Pioneer Natural Resources CEO Scott Sheffield remarked “I think the people that are in charge now are three countries — and they’ll be in charge the next 25 years. Saudi first, UAE second, Kuwait third.”
Those and other comments made by oil executives recently look prescient today in the wake of the announcement by OPEC+ that its members would be implementing up to 1.16 million barrels of oil per day (bopd) in additional production cuts starting May 1. As if to prove Sheffield’s foresight, the three biggest contributors to the reductions are Saudi Arabia (500,000 bopd), the United Arab Emirates (144,000) and Kuwait (128,000). This latest round of cuts follows prior reduction pledges totaling 2 million bopd announced by the cartel last October.

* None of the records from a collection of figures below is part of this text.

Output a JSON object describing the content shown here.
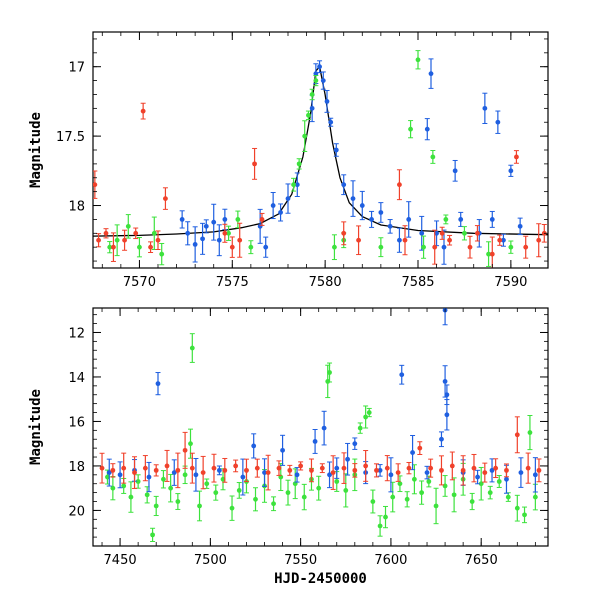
{
  "chart_data": [
    {
      "type": "scatter",
      "title": "",
      "ylabel": "Magnitude",
      "xlabel": "",
      "xlim": [
        7567.5,
        7592
      ],
      "ylim": [
        18.45,
        16.75
      ],
      "y_inverted": true,
      "x_ticks": [
        7570,
        7575,
        7580,
        7585,
        7590
      ],
      "x_tick_labels": [
        "7570",
        "7575",
        "7580",
        "7585",
        "7590"
      ],
      "y_ticks": [
        17,
        17.5,
        18
      ],
      "y_tick_labels": [
        "17",
        "17.5",
        "18"
      ],
      "colors": {
        "blue": "#1f5fe0",
        "green": "#3de23d",
        "red": "#f0412b",
        "curve": "#000000"
      },
      "model_curve": [
        [
          7567.5,
          18.22
        ],
        [
          7570,
          18.215
        ],
        [
          7572,
          18.205
        ],
        [
          7574,
          18.19
        ],
        [
          7575.5,
          18.16
        ],
        [
          7576.5,
          18.13
        ],
        [
          7577.5,
          18.06
        ],
        [
          7578.2,
          17.92
        ],
        [
          7578.8,
          17.65
        ],
        [
          7579.2,
          17.35
        ],
        [
          7579.5,
          17.03
        ],
        [
          7579.7,
          17.0
        ],
        [
          7580.0,
          17.2
        ],
        [
          7580.4,
          17.55
        ],
        [
          7580.8,
          17.8
        ],
        [
          7581.3,
          17.98
        ],
        [
          7582,
          18.08
        ],
        [
          7583,
          18.14
        ],
        [
          7585,
          18.18
        ],
        [
          7588,
          18.2
        ],
        [
          7592,
          18.21
        ]
      ],
      "series": [
        {
          "name": "",
          "color": "blue",
          "points": [
            [
              7572.3,
              18.1
            ],
            [
              7572.6,
              18.2
            ],
            [
              7573.0,
              18.28
            ],
            [
              7573.4,
              18.24
            ],
            [
              7573.6,
              18.15
            ],
            [
              7574.0,
              18.12
            ],
            [
              7574.3,
              18.25
            ],
            [
              7574.6,
              18.1
            ],
            [
              7576.5,
              18.15
            ],
            [
              7576.8,
              18.3
            ],
            [
              7577.2,
              18.0
            ],
            [
              7577.6,
              18.05
            ],
            [
              7578.0,
              17.95
            ],
            [
              7578.5,
              17.85
            ],
            [
              7579.3,
              17.3
            ],
            [
              7579.5,
              17.05
            ],
            [
              7579.7,
              17.0
            ],
            [
              7579.9,
              17.1
            ],
            [
              7580.1,
              17.25
            ],
            [
              7580.3,
              17.4
            ],
            [
              7580.6,
              17.6
            ],
            [
              7581.0,
              17.85
            ],
            [
              7581.5,
              17.95
            ],
            [
              7582.0,
              18.0
            ],
            [
              7582.5,
              18.1
            ],
            [
              7583.0,
              18.05
            ],
            [
              7583.5,
              18.15
            ],
            [
              7584.0,
              18.25
            ],
            [
              7584.5,
              18.1
            ],
            [
              7585.2,
              18.2
            ],
            [
              7585.5,
              17.45
            ],
            [
              7585.7,
              17.05
            ],
            [
              7586.0,
              18.2
            ],
            [
              7586.4,
              18.3
            ],
            [
              7587.0,
              17.75
            ],
            [
              7587.3,
              18.1
            ],
            [
              7588.3,
              18.2
            ],
            [
              7588.6,
              17.3
            ],
            [
              7589.0,
              18.1
            ],
            [
              7589.3,
              17.4
            ],
            [
              7589.6,
              18.25
            ],
            [
              7590.0,
              17.75
            ],
            [
              7590.5,
              18.15
            ]
          ]
        },
        {
          "name": "",
          "color": "green",
          "points": [
            [
              7568.4,
              18.3
            ],
            [
              7568.8,
              18.25
            ],
            [
              7569.4,
              18.15
            ],
            [
              7570.0,
              18.3
            ],
            [
              7570.8,
              18.2
            ],
            [
              7571.2,
              18.35
            ],
            [
              7574.8,
              18.2
            ],
            [
              7575.3,
              18.1
            ],
            [
              7576.0,
              18.3
            ],
            [
              7578.3,
              17.85
            ],
            [
              7578.6,
              17.7
            ],
            [
              7578.9,
              17.5
            ],
            [
              7579.1,
              17.35
            ],
            [
              7579.3,
              17.2
            ],
            [
              7579.5,
              17.1
            ],
            [
              7580.5,
              18.3
            ],
            [
              7581.0,
              18.25
            ],
            [
              7583.0,
              18.3
            ],
            [
              7584.6,
              17.45
            ],
            [
              7585.0,
              16.95
            ],
            [
              7585.3,
              18.3
            ],
            [
              7585.8,
              17.65
            ],
            [
              7586.5,
              18.1
            ],
            [
              7587.5,
              18.2
            ],
            [
              7588.8,
              18.35
            ],
            [
              7590.0,
              18.3
            ]
          ]
        },
        {
          "name": "",
          "color": "red",
          "points": [
            [
              7567.6,
              17.85
            ],
            [
              7567.8,
              18.25
            ],
            [
              7568.2,
              18.2
            ],
            [
              7568.6,
              18.3
            ],
            [
              7569.2,
              18.25
            ],
            [
              7569.8,
              18.2
            ],
            [
              7570.2,
              17.32
            ],
            [
              7570.6,
              18.3
            ],
            [
              7571.0,
              18.25
            ],
            [
              7571.4,
              17.95
            ],
            [
              7574.6,
              18.2
            ],
            [
              7575.0,
              18.3
            ],
            [
              7575.4,
              18.25
            ],
            [
              7576.2,
              17.7
            ],
            [
              7576.6,
              18.1
            ],
            [
              7581.0,
              18.2
            ],
            [
              7581.8,
              18.25
            ],
            [
              7584.0,
              17.85
            ],
            [
              7584.3,
              18.25
            ],
            [
              7585.9,
              18.3
            ],
            [
              7586.3,
              18.2
            ],
            [
              7586.7,
              18.25
            ],
            [
              7587.8,
              18.3
            ],
            [
              7588.2,
              18.2
            ],
            [
              7589.0,
              18.35
            ],
            [
              7589.4,
              18.25
            ],
            [
              7590.3,
              17.65
            ],
            [
              7590.8,
              18.3
            ],
            [
              7591.5,
              18.25
            ],
            [
              7591.8,
              18.2
            ]
          ]
        }
      ]
    },
    {
      "type": "scatter",
      "title": "",
      "ylabel": "Magnitude",
      "xlabel": "HJD-2450000",
      "xlim": [
        7435,
        7687
      ],
      "ylim": [
        21.6,
        10.9
      ],
      "y_inverted": true,
      "x_ticks": [
        7450,
        7500,
        7550,
        7600,
        7650
      ],
      "x_tick_labels": [
        "7450",
        "7500",
        "7550",
        "7600",
        "7650"
      ],
      "y_ticks": [
        12,
        14,
        16,
        18,
        20
      ],
      "y_tick_labels": [
        "12",
        "14",
        "16",
        "18",
        "20"
      ],
      "colors": {
        "blue": "#1f5fe0",
        "green": "#3de23d",
        "red": "#f0412b"
      },
      "series": [
        {
          "name": "",
          "color": "green",
          "points": [
            [
              7443,
              18.5
            ],
            [
              7446,
              19.0
            ],
            [
              7452,
              18.9
            ],
            [
              7456,
              19.4
            ],
            [
              7460,
              18.7
            ],
            [
              7465,
              19.3
            ],
            [
              7468,
              21.1
            ],
            [
              7470,
              19.8
            ],
            [
              7474,
              18.6
            ],
            [
              7478,
              19.0
            ],
            [
              7482,
              19.6
            ],
            [
              7486,
              18.4
            ],
            [
              7489,
              17.0
            ],
            [
              7490,
              12.7
            ],
            [
              7494,
              19.8
            ],
            [
              7498,
              18.8
            ],
            [
              7503,
              19.2
            ],
            [
              7507,
              18.6
            ],
            [
              7512,
              19.9
            ],
            [
              7516,
              19.1
            ],
            [
              7520,
              18.7
            ],
            [
              7525,
              19.5
            ],
            [
              7530,
              18.9
            ],
            [
              7535,
              19.7
            ],
            [
              7539,
              18.5
            ],
            [
              7543,
              19.2
            ],
            [
              7547,
              18.8
            ],
            [
              7552,
              19.4
            ],
            [
              7556,
              18.6
            ],
            [
              7560,
              19.0
            ],
            [
              7565,
              14.2
            ],
            [
              7566,
              13.8
            ],
            [
              7570,
              18.7
            ],
            [
              7575,
              19.1
            ],
            [
              7580,
              18.4
            ],
            [
              7583,
              16.3
            ],
            [
              7586,
              15.8
            ],
            [
              7588,
              15.6
            ],
            [
              7590,
              19.6
            ],
            [
              7594,
              20.7
            ],
            [
              7597,
              20.3
            ],
            [
              7601,
              19.4
            ],
            [
              7605,
              18.8
            ],
            [
              7609,
              19.5
            ],
            [
              7613,
              18.6
            ],
            [
              7617,
              19.2
            ],
            [
              7621,
              18.7
            ],
            [
              7625,
              19.8
            ],
            [
              7630,
              18.9
            ],
            [
              7635,
              19.3
            ],
            [
              7640,
              18.6
            ],
            [
              7645,
              19.6
            ],
            [
              7650,
              18.8
            ],
            [
              7655,
              19.2
            ],
            [
              7660,
              18.7
            ],
            [
              7665,
              19.4
            ],
            [
              7670,
              19.9
            ],
            [
              7674,
              20.2
            ],
            [
              7677,
              16.5
            ],
            [
              7680,
              19.4
            ]
          ]
        },
        {
          "name": "",
          "color": "blue",
          "points": [
            [
              7444,
              18.3
            ],
            [
              7450,
              18.4
            ],
            [
              7458,
              18.2
            ],
            [
              7466,
              18.5
            ],
            [
              7471,
              14.3
            ],
            [
              7480,
              18.3
            ],
            [
              7492,
              18.4
            ],
            [
              7505,
              18.2
            ],
            [
              7518,
              18.5
            ],
            [
              7524,
              17.1
            ],
            [
              7530,
              18.3
            ],
            [
              7540,
              17.3
            ],
            [
              7548,
              18.4
            ],
            [
              7558,
              16.9
            ],
            [
              7563,
              16.3
            ],
            [
              7566,
              18.4
            ],
            [
              7570,
              18.1
            ],
            [
              7576,
              17.7
            ],
            [
              7580,
              17.0
            ],
            [
              7586,
              18.3
            ],
            [
              7594,
              18.2
            ],
            [
              7600,
              18.4
            ],
            [
              7606,
              13.9
            ],
            [
              7612,
              17.4
            ],
            [
              7620,
              18.3
            ],
            [
              7628,
              16.8
            ],
            [
              7630,
              11.0
            ],
            [
              7630,
              14.2
            ],
            [
              7631,
              14.8
            ],
            [
              7631,
              15.7
            ],
            [
              7640,
              18.3
            ],
            [
              7648,
              18.5
            ],
            [
              7656,
              18.2
            ],
            [
              7664,
              18.6
            ],
            [
              7672,
              18.3
            ],
            [
              7680,
              18.4
            ]
          ]
        },
        {
          "name": "",
          "color": "red",
          "points": [
            [
              7440,
              18.1
            ],
            [
              7446,
              18.2
            ],
            [
              7452,
              18.1
            ],
            [
              7458,
              18.3
            ],
            [
              7464,
              18.1
            ],
            [
              7470,
              18.2
            ],
            [
              7476,
              18.0
            ],
            [
              7482,
              18.2
            ],
            [
              7486,
              17.3
            ],
            [
              7490,
              18.1
            ],
            [
              7496,
              18.3
            ],
            [
              7502,
              18.1
            ],
            [
              7508,
              18.2
            ],
            [
              7514,
              18.0
            ],
            [
              7520,
              18.2
            ],
            [
              7526,
              18.1
            ],
            [
              7532,
              18.3
            ],
            [
              7538,
              18.1
            ],
            [
              7544,
              18.2
            ],
            [
              7550,
              18.0
            ],
            [
              7556,
              18.2
            ],
            [
              7562,
              18.1
            ],
            [
              7568,
              18.3
            ],
            [
              7574,
              18.1
            ],
            [
              7580,
              18.2
            ],
            [
              7586,
              18.0
            ],
            [
              7592,
              18.2
            ],
            [
              7598,
              18.1
            ],
            [
              7604,
              18.3
            ],
            [
              7610,
              18.1
            ],
            [
              7616,
              17.2
            ],
            [
              7622,
              18.1
            ],
            [
              7628,
              18.2
            ],
            [
              7634,
              18.0
            ],
            [
              7640,
              18.2
            ],
            [
              7646,
              18.1
            ],
            [
              7652,
              18.3
            ],
            [
              7658,
              18.1
            ],
            [
              7664,
              18.2
            ],
            [
              7670,
              16.6
            ],
            [
              7676,
              18.1
            ],
            [
              7682,
              18.2
            ]
          ]
        }
      ]
    }
  ]
}
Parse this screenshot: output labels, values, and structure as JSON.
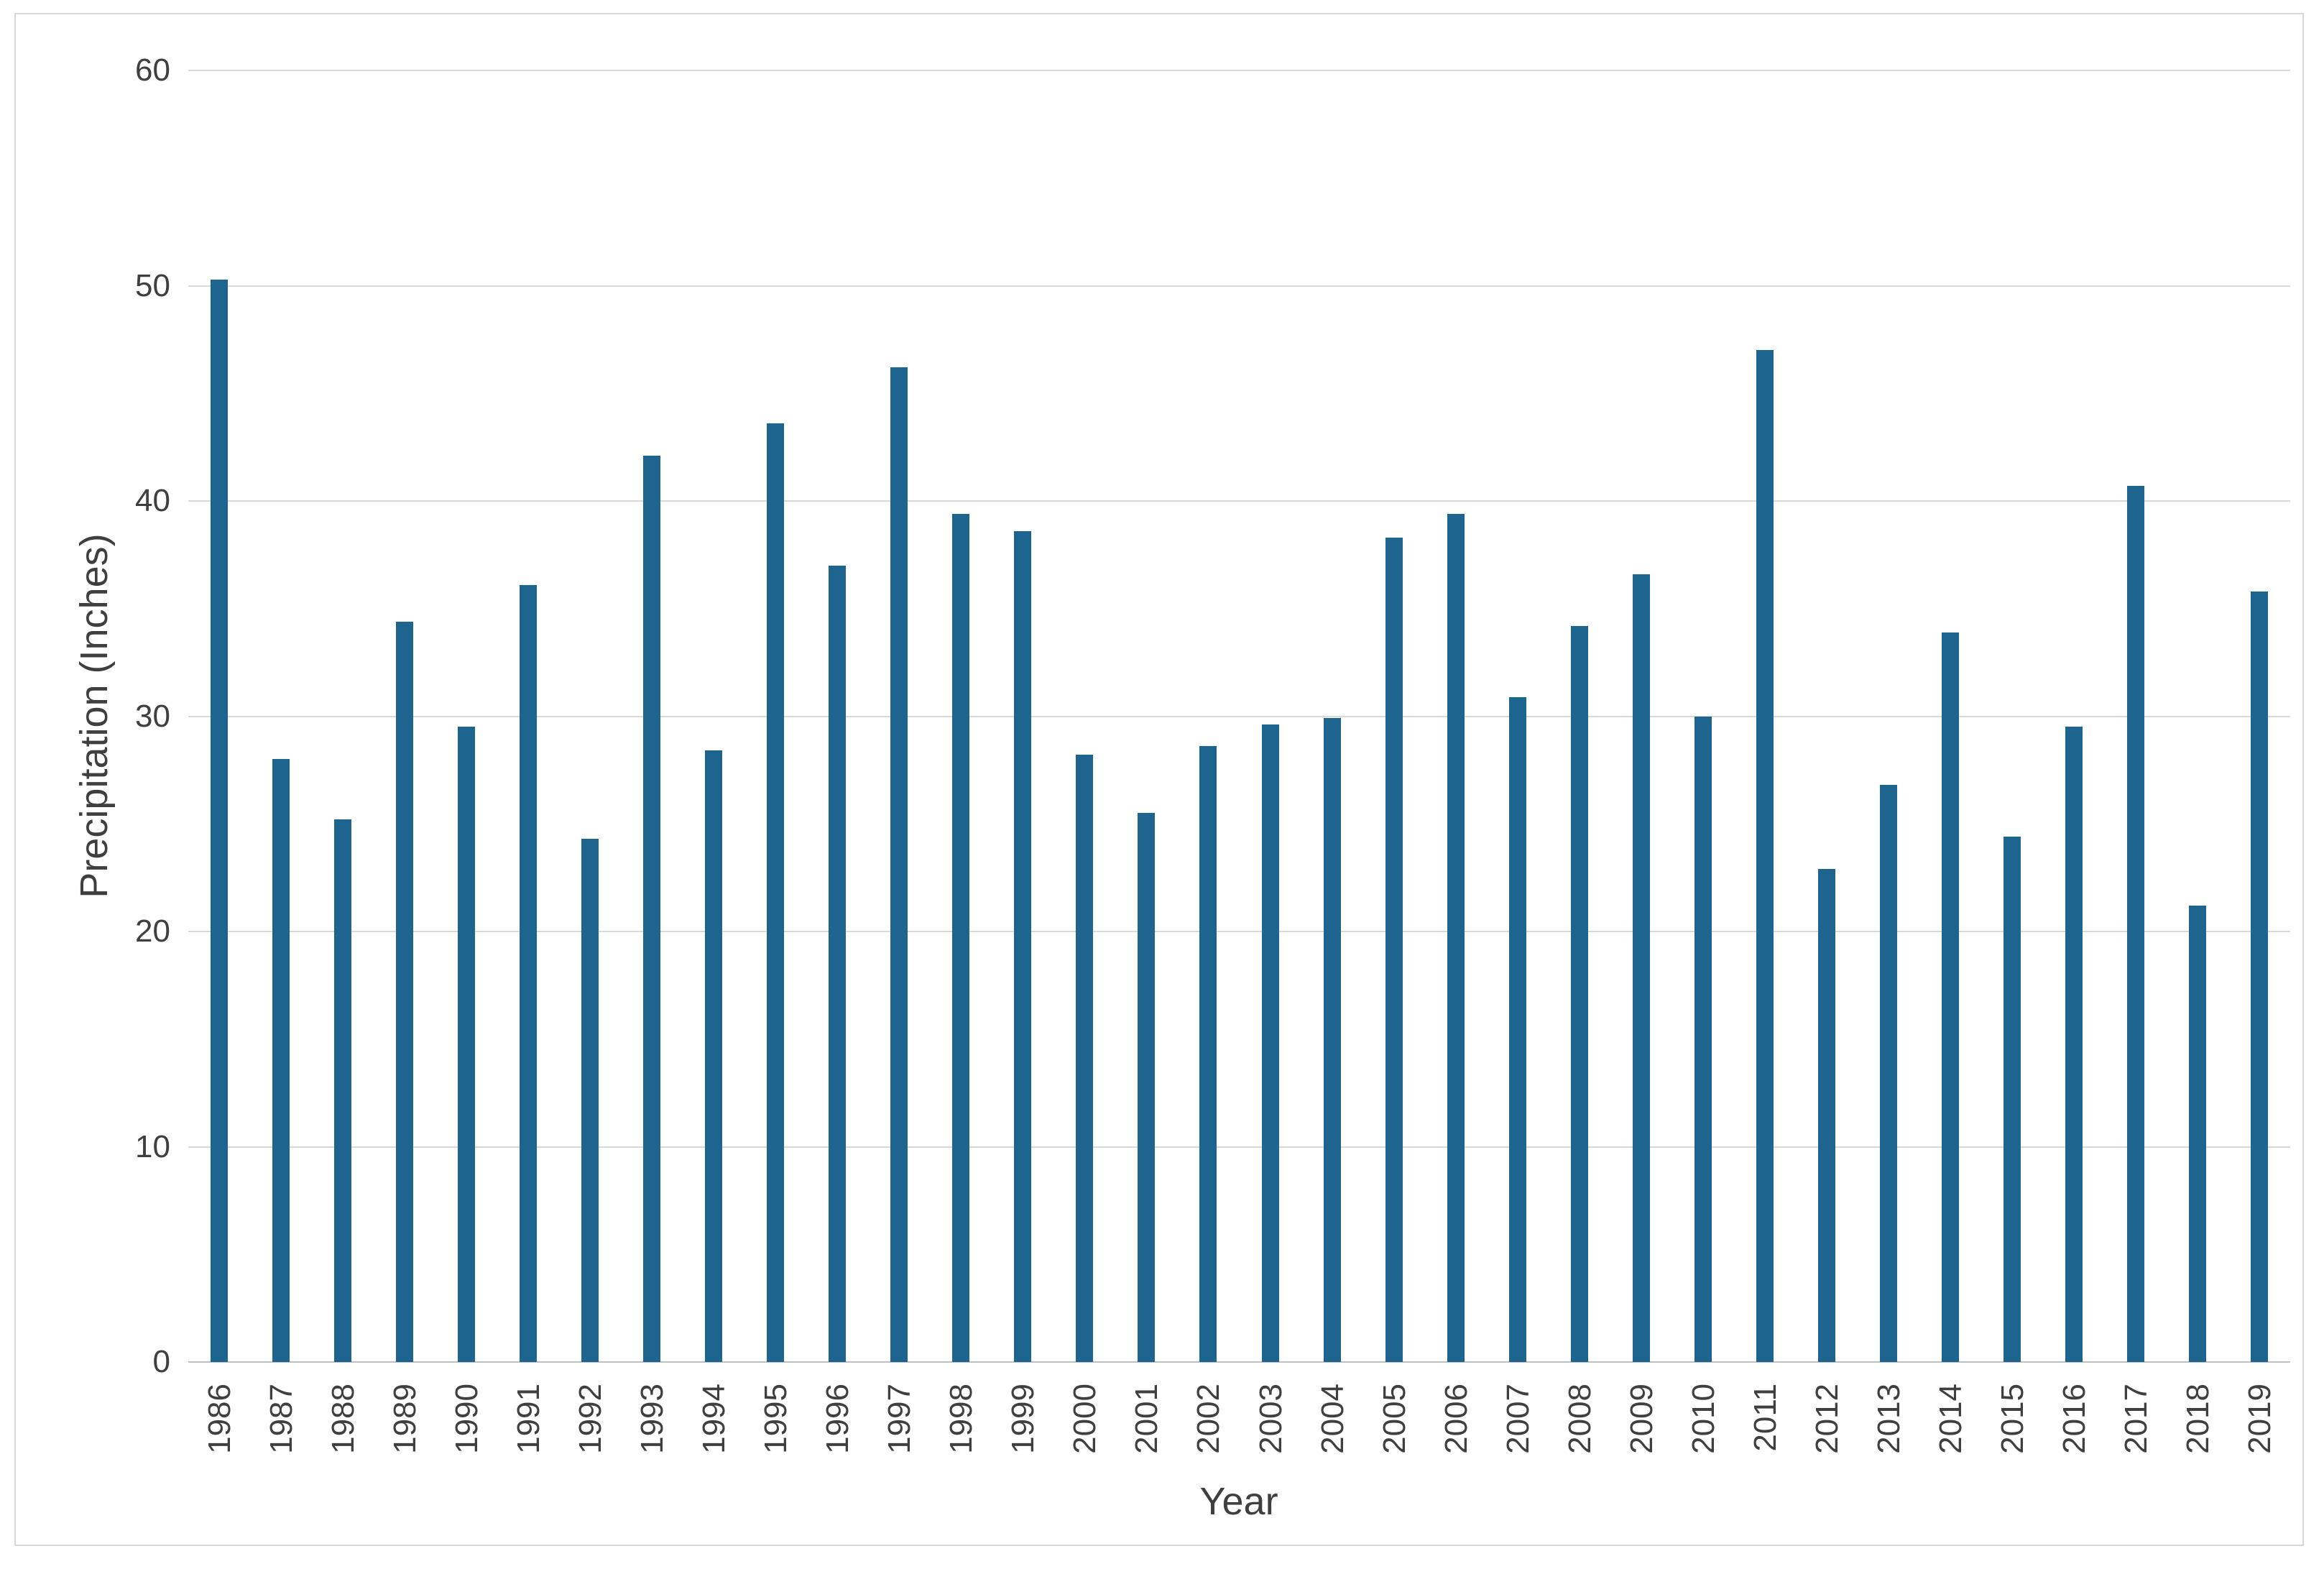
{
  "chart_data": {
    "type": "bar",
    "title": "",
    "xlabel": "Year",
    "ylabel": "Precipitation (Inches)",
    "categories": [
      "1986",
      "1987",
      "1988",
      "1989",
      "1990",
      "1991",
      "1992",
      "1993",
      "1994",
      "1995",
      "1996",
      "1997",
      "1998",
      "1999",
      "2000",
      "2001",
      "2002",
      "2003",
      "2004",
      "2005",
      "2006",
      "2007",
      "2008",
      "2009",
      "2010",
      "2011",
      "2012",
      "2013",
      "2014",
      "2015",
      "2016",
      "2017",
      "2018",
      "2019"
    ],
    "values": [
      50.3,
      28.0,
      25.2,
      34.4,
      29.5,
      36.1,
      24.3,
      42.1,
      28.4,
      43.6,
      37.0,
      46.2,
      39.4,
      38.6,
      28.2,
      25.5,
      28.6,
      29.6,
      29.9,
      38.3,
      39.4,
      30.9,
      34.2,
      36.6,
      30.0,
      47.0,
      22.9,
      26.8,
      33.9,
      24.4,
      29.5,
      40.7,
      21.2,
      35.8
    ],
    "ylim": [
      0,
      60
    ],
    "yticks": [
      0,
      10,
      20,
      30,
      40,
      50,
      60
    ],
    "grid": "horizontal-gridlines",
    "legend": "none"
  },
  "colors": {
    "bar": "#1d648f",
    "gridline": "#d9d9d9",
    "axis_line": "#bfbfbf",
    "text": "#3f3f3f",
    "frame_border": "#d7d7d7",
    "background": "#ffffff"
  }
}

Noticeably missing from the list of member countries committing to the new cuts is Russia, although the Putin government did announce in February that it would reduce its exports by 500,000 bopd.
In past years, the U.S. shale industry could have been expected to quickly ramp up production in response to the prospect of higher prices, as it did throughout the period from 2009 through 2019 when U.S. Shale had arguably become the swing producer on the global market. But constraints on capital influenced by the ESG activist investor groups, ongoing supply chain muck-ups, pipeline capacity constraints, shortages of steel and other raw materials and a tight labor market pretty much ensure that can’t happen in the current political and market environment.